Gazprom no es cualquier cosa: suministra el 30% del gas a la UE, con picos muy superiores en los países más dependientes de la energía rusa. Tiene estrechos lazos con el Kremlin. Y en las últimas semanas ha iniciado un contraataque. En el plano legal, ha intentado buscar un acercamiento con la Comisión tras prácticamente romper relaciones después de la invasión rusa en Crimea. Pero en el plano geopolítico se ha reunido con el primer ministro griego Alexis Tsipras: Rusia podría adelantar hasta 5.000 millones de euros a Grecia para aliviar su grave crisis de liquidez a cambio de facilitar un proyecto de gasoducto por el Mar Negro. Y puede tener otros aliados: Hungría y Chipre, pero también, en un segundo nivel, Italia y España.
Gazprom no es solo un caso de competencia, como no lo era hace unas semanas el pliego de cargos abierto contra la multinacional tecnológica estadounidense Google: es parte del conflicto geopolítico entre Europa y Rusia. Grecia ya amagó hace unos meses con vetar las sanciones a Rusia por el conflicto en Ucrania. Con el desafío legal contra Gazprom, la UE levanta el freno de mano que impuso la Comisión Barroso para evitar un recrudecimiento de la guerra en Ucrania y da un golpe sensacional en el plano de la diplomacia económica: Europa busca reducir drásticamente su dependencia del gas ruso, y con Vestager da muestras de estar cómoda con una agresividad pocas veces vista en el pasado. Vestager dispara, aparentemente sin prestar mucha atención a las consecuencias: pero la diplomacia continental espera una respuesta airada de Putin.
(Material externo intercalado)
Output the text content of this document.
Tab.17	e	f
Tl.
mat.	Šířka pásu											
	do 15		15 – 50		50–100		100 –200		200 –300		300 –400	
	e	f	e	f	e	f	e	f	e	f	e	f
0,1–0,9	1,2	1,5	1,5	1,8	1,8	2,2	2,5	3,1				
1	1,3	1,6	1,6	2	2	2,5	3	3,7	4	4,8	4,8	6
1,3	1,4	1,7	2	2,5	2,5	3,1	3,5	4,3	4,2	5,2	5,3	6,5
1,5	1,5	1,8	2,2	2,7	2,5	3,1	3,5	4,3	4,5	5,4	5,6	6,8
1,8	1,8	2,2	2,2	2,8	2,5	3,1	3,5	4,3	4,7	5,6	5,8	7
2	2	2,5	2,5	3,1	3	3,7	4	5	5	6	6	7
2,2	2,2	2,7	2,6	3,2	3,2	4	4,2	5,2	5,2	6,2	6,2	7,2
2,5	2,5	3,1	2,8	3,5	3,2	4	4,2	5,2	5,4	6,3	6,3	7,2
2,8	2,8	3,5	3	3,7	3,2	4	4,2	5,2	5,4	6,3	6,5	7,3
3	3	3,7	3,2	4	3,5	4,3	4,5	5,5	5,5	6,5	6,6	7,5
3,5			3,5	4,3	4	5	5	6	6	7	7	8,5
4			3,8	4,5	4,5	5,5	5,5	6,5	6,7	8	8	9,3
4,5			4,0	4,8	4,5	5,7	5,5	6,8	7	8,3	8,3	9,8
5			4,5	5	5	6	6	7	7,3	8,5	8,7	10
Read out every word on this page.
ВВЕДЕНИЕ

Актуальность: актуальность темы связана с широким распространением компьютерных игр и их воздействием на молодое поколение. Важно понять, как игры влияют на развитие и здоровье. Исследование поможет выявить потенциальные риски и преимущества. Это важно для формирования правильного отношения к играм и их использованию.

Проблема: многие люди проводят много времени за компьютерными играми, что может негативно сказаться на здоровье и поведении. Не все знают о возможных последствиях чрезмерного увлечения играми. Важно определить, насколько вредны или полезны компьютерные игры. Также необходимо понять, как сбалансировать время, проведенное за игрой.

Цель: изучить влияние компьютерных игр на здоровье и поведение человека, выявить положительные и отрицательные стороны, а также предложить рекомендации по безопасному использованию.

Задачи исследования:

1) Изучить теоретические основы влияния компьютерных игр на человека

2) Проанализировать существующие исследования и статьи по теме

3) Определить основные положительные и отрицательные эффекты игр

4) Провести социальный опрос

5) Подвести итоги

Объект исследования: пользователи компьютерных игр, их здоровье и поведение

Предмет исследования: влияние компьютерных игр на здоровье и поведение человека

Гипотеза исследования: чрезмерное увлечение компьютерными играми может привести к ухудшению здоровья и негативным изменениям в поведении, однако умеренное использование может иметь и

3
En la superficie, las balas de Vestager traen el habitual ruido metálico de los leguleyos de competencia: segmentación de mercados para dificultar el libre flujo del gas entre los países europeos; impedimentos técnicos para la diversificación de las fuentes de suministro, y contratos leoninos que imponen precios injustos a los clientes (de nuevo, los socios europeos) al vincular el precio del gas al del petróleo. Tras ese manto de tecnicismos y la previsible cautela declarativa de Vestager, sin embargo, apenas se esconde un conflicto de grandes dimensiones, y que marcará los próximos años, por la trascendencia de los desafíos energéticos en el continente.